Sahra Motalebi

In Residence:
February 3, 2016 - February 21, 2016
Discipline:
Visual Art, Opera
Country:
United States

Sahra Motalebi is a visual artist, composer and vocalist. Her projects lay at the intersection of contemporary art, architecture and performance through which she explores the construction of narrative and its artifacts. Her work has been shown internationally at the New Museum of Contemporary Art, Museum Ludwig, Abrons Art Center, Vancouver Art Gallery and Gavin Brown’s Enterprise. In 2008, Motalebi’s multi-channel video installation and vocal performance Such is the Game of Authenticity was performed at MoMA PS1. Intangible Heritages, Belief’s Demise was presented at SculptureCenter in 2014 and she performed Sounds from Untitled Skies at The Kitchen in New York in 2015. Motalebi has also contributed to many collaborative projects including I Will Be Last with artist Kai Althoff in 2008 at Vancouver Art Gallery.
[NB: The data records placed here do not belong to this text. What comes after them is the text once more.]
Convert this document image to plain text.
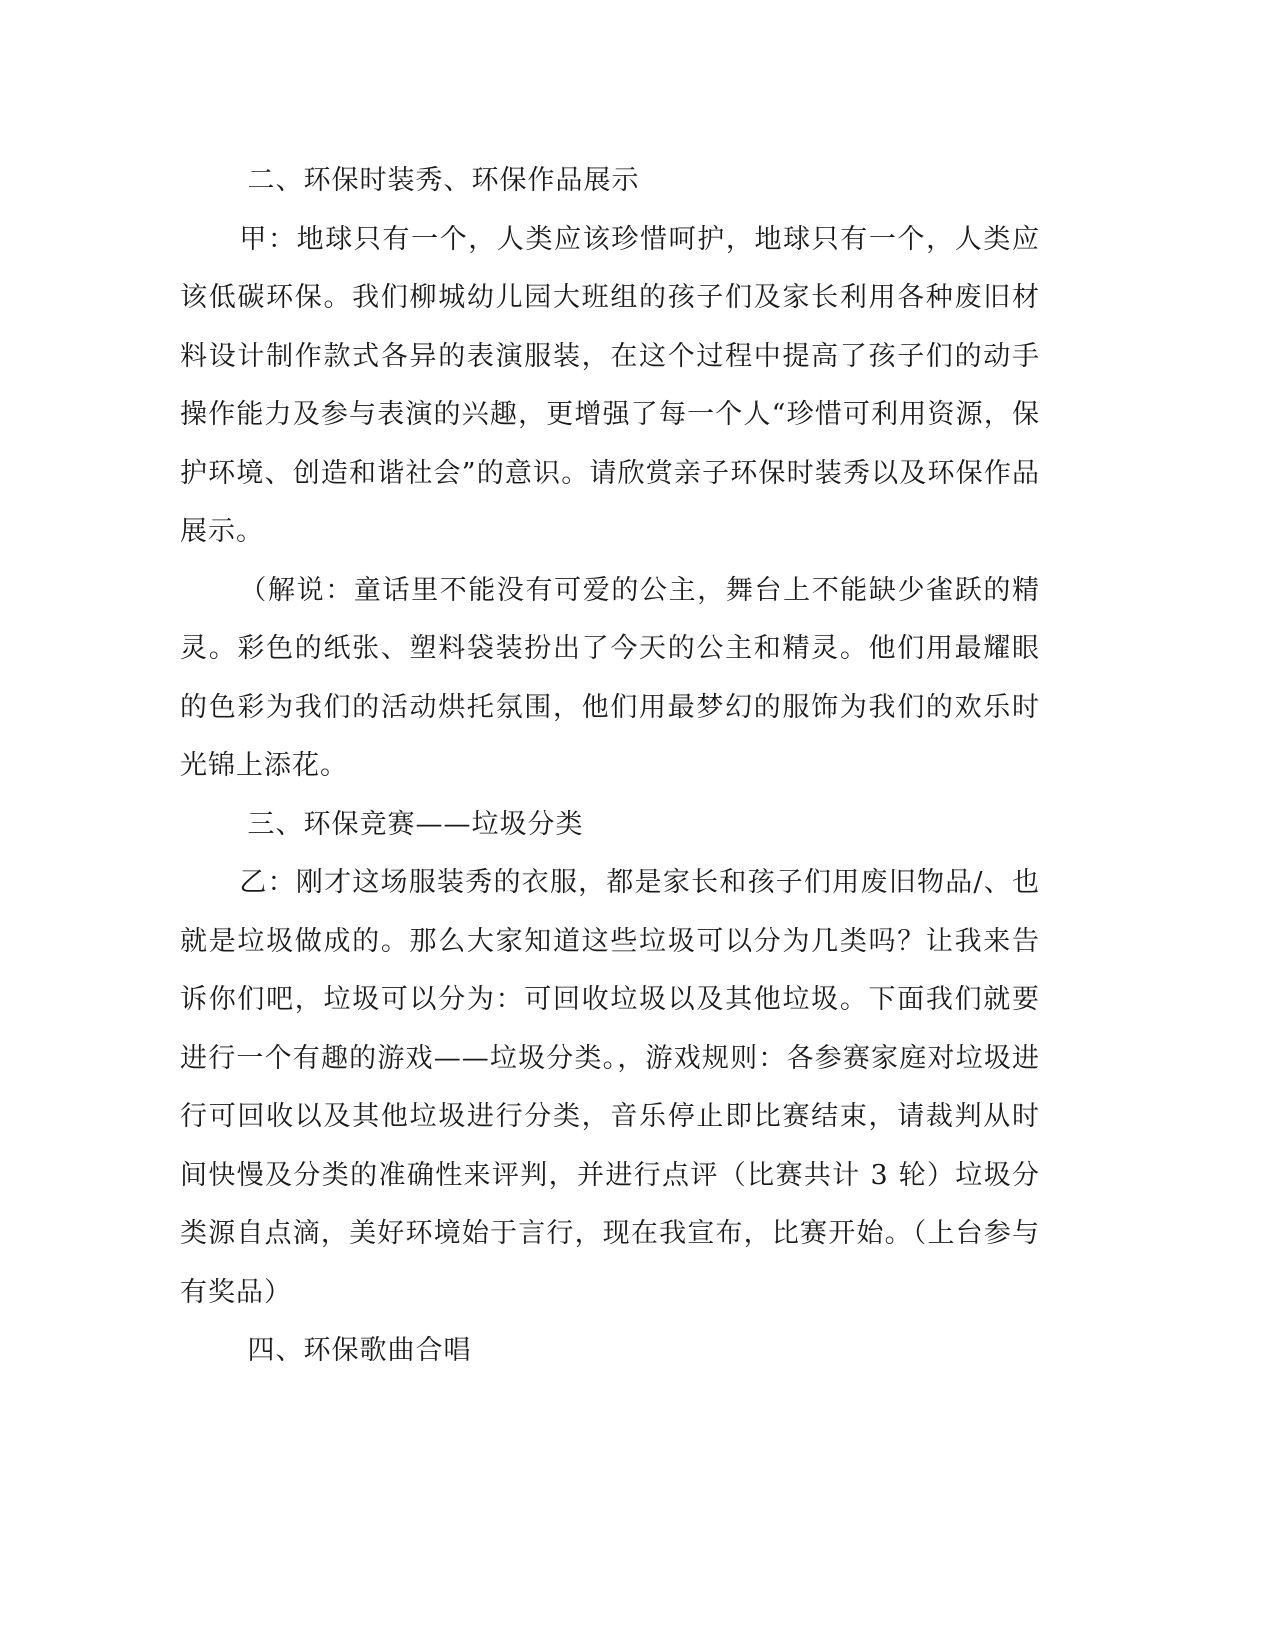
二、环保时装秀、环保作品展示

甲：地球只有一个，人类应该珍惜呵护，地球只有一个，人类应该低碳环保。我们柳城幼儿园大班组的孩子们及家长利用各种废旧材料设计制作款式各异的表演服装，在这个过程中提高了孩子们的动手操作能力及参与表演的兴趣，更增强了每一个人“珍惜可利用资源，保护环境、创造和谐社会”的意识。请欣赏亲子环保时装秀以及环保作品展示。

（解说：童话里不能没有可爱的公主，舞台上不能缺少雀跃的精灵。彩色的纸张、塑料袋装扮出了今天的公主和精灵。他们用最耀眼的色彩为我们的活动烘托氛围，他们用最梦幻的服饰为我们的欢乐时光锦上添花。

三、环保竞赛——垃圾分类

乙：刚才这场服装秀的衣服，都是家长和孩子们用废旧物品/、也就是垃圾做成的。那么大家知道这些垃圾可以分为几类吗？让我来告诉你们吧，垃圾可以分为：可回收垃圾以及其他垃圾。下面我们就要进行一个有趣的游戏——垃圾分类。，游戏规则：各参赛家庭对垃圾进行可回收以及其他垃圾进行分类，音乐停止即比赛结束，请裁判从时间快慢及分类的准确性来评判，并进行点评（比赛共计 3 轮）垃圾分类源自点滴，美好环境始于言行，现在我宣布，比赛开始。（上台参与有奖品）

四、环保歌曲合唱
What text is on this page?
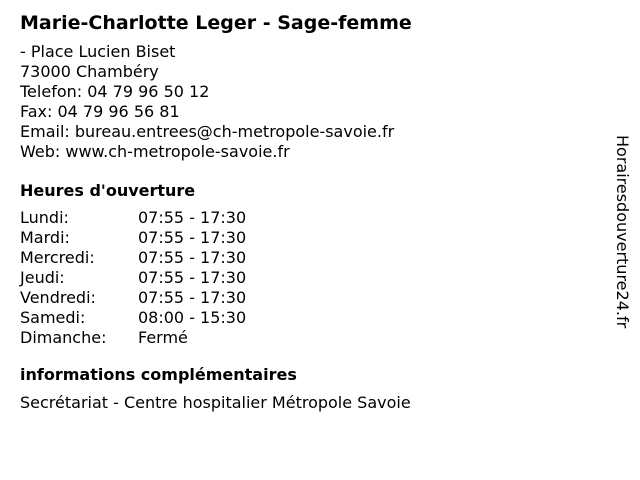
Marie-Charlotte Leger - Sage-femme
- Place Lucien Biset
73000 Chambéry
Telefon: 04 79 96 50 12
Fax: 04 79 96 56 81
Email: bureau.entrees@ch-metropole-savoie.fr
Web: www.ch-metropole-savoie.fr
Heures d'ouverture
Lundi:	07:55 - 17:30
Mardi:	07:55 - 17:30
Mercredi:	07:55 - 17:30
Jeudi:	07:55 - 17:30
Vendredi:	07:55 - 17:30
Samedi:	08:00 - 15:30
Dimanche:	Fermé
informations complémentaires
Secrétariat - Centre hospitalier Métropole Savoie
Horairesdouverture24.fr
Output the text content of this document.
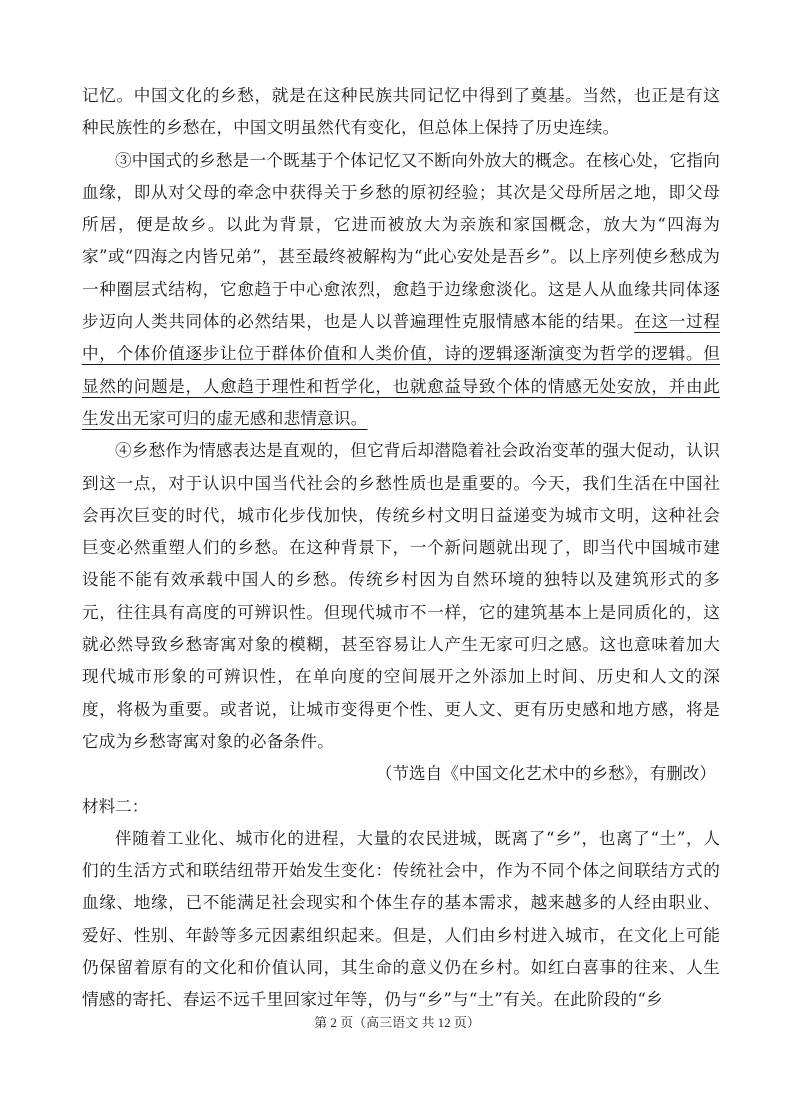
记忆。中国文化的乡愁，就是在这种民族共同记忆中得到了奠基。当然，也正是有这种民族性的乡愁在，中国文明虽然代有变化，但总体上保持了历史连续。

③中国式的乡愁是一个既基于个体记忆又不断向外放大的概念。在核心处，它指向血缘，即从对父母的牵念中获得关于乡愁的原初经验；其次是父母所居之地，即父母所居，便是故乡。以此为背景，它进而被放大为亲族和家国概念，放大为“四海为家”或“四海之内皆兄弟”，甚至最终被解构为“此心安处是吾乡”。以上序列使乡愁成为一种圈层式结构，它愈趋于中心愈浓烈，愈趋于边缘愈淡化。这是人从血缘共同体逐步迈向人类共同体的必然结果，也是人以普遍理性克服情感本能的结果。在这一过程中，个体价值逐步让位于群体价值和人类价值，诗的逻辑逐渐演变为哲学的逻辑。但显然的问题是，人愈趋于理性和哲学化，也就愈益导致个体的情感无处安放，并由此生发出无家可归的虚无感和悲情意识。

④乡愁作为情感表达是直观的，但它背后却潜隐着社会政治变革的强大促动，认识到这一点，对于认识中国当代社会的乡愁性质也是重要的。今天，我们生活在中国社会再次巨变的时代，城市化步伐加快，传统乡村文明日益递变为城市文明，这种社会巨变必然重塑人们的乡愁。在这种背景下，一个新问题就出现了，即当代中国城市建设能不能有效承载中国人的乡愁。传统乡村因为自然环境的独特以及建筑形式的多元，往往具有高度的可辨识性。但现代城市不一样，它的建筑基本上是同质化的，这就必然导致乡愁寄寓对象的模糊，甚至容易让人产生无家可归之感。这也意味着加大现代城市形象的可辨识性，在单向度的空间展开之外添加上时间、历史和人文的深度，将极为重要。或者说，让城市变得更个性、更人文、更有历史感和地方感，将是它成为乡愁寄寓对象的必备条件。

（节选自《中国文化艺术中的乡愁》，有删改）

材料二：

伴随着工业化、城市化的进程，大量的农民进城，既离了“乡”，也离了“土”，人们的生活方式和联结纽带开始发生变化：传统社会中，作为不同个体之间联结方式的血缘、地缘，已不能满足社会现实和个体生存的基本需求，越来越多的人经由职业、爱好、性别、年龄等多元因素组织起来。但是，人们由乡村进入城市，在文化上可能仍保留着原有的文化和价值认同，其生命的意义仍在乡村。如红白喜事的往来、人生情感的寄托、春运不远千里回家过年等，仍与“乡”与“土”有关。在此阶段的“乡

第 2 页（高三语文 共 12 页）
The artist also performed with Antony Hegarty (Antony and the Johnsons) in 2008 at the premier of Hegarty’s release of Another World. Her collaboration with Mariah Robertson Life is God’s Musical: 4 Movements was performed at the Kogod Courtyard at the National Portrait Gallery in 2012 for the Art in Embassies, US State Department’s 50 Year Anniversary. Motalebi produced Yves Klein’s Monotone Silence Symphony presented by Dominique Lévy and the Yves Klein archive in 2013. She scored Settlement House, a four-hour dance piece by Will Rawls, at the Abrons Art Center in 2015. The artist studied classical vocal performance, visual art, and art and architectural history at Sarah Lawrence College. She attended the Master of Architecture Program at Columbia University’s Graduate School of Architecture focusing on the relationship between architecture, performance and visual art. Motalebi lives in New York.

 

Visual artist, composer and vocalist Sahra Motalebi will continue her work on Rendering What Remains, a 40 minute opera that includes multiple staged performances, video, sculpture installations and a novella. While at Watermill, Motalebi will further develop a section of the piece’s musical dialog called Flesh, Format. As part of the larger project, the piece explores the inner lives of two sisters living in dissimilar circumstances 100 years from now — orbiting themes of spiritual ritual, loss, interiority, as well as the indeterminate contours of relationally and intimacy in the digital age. Semi-autobiographical, the libretto is based on a year-long period of online communication between Motalebi and her sister living in Iran, to whom she bares a striking resemblance but has never met in person. Motalebi plays both herself and her sibling, utilizing experimental musical structure, narrative chorus, and visual dramaturgy to move between these two characters imaging each other.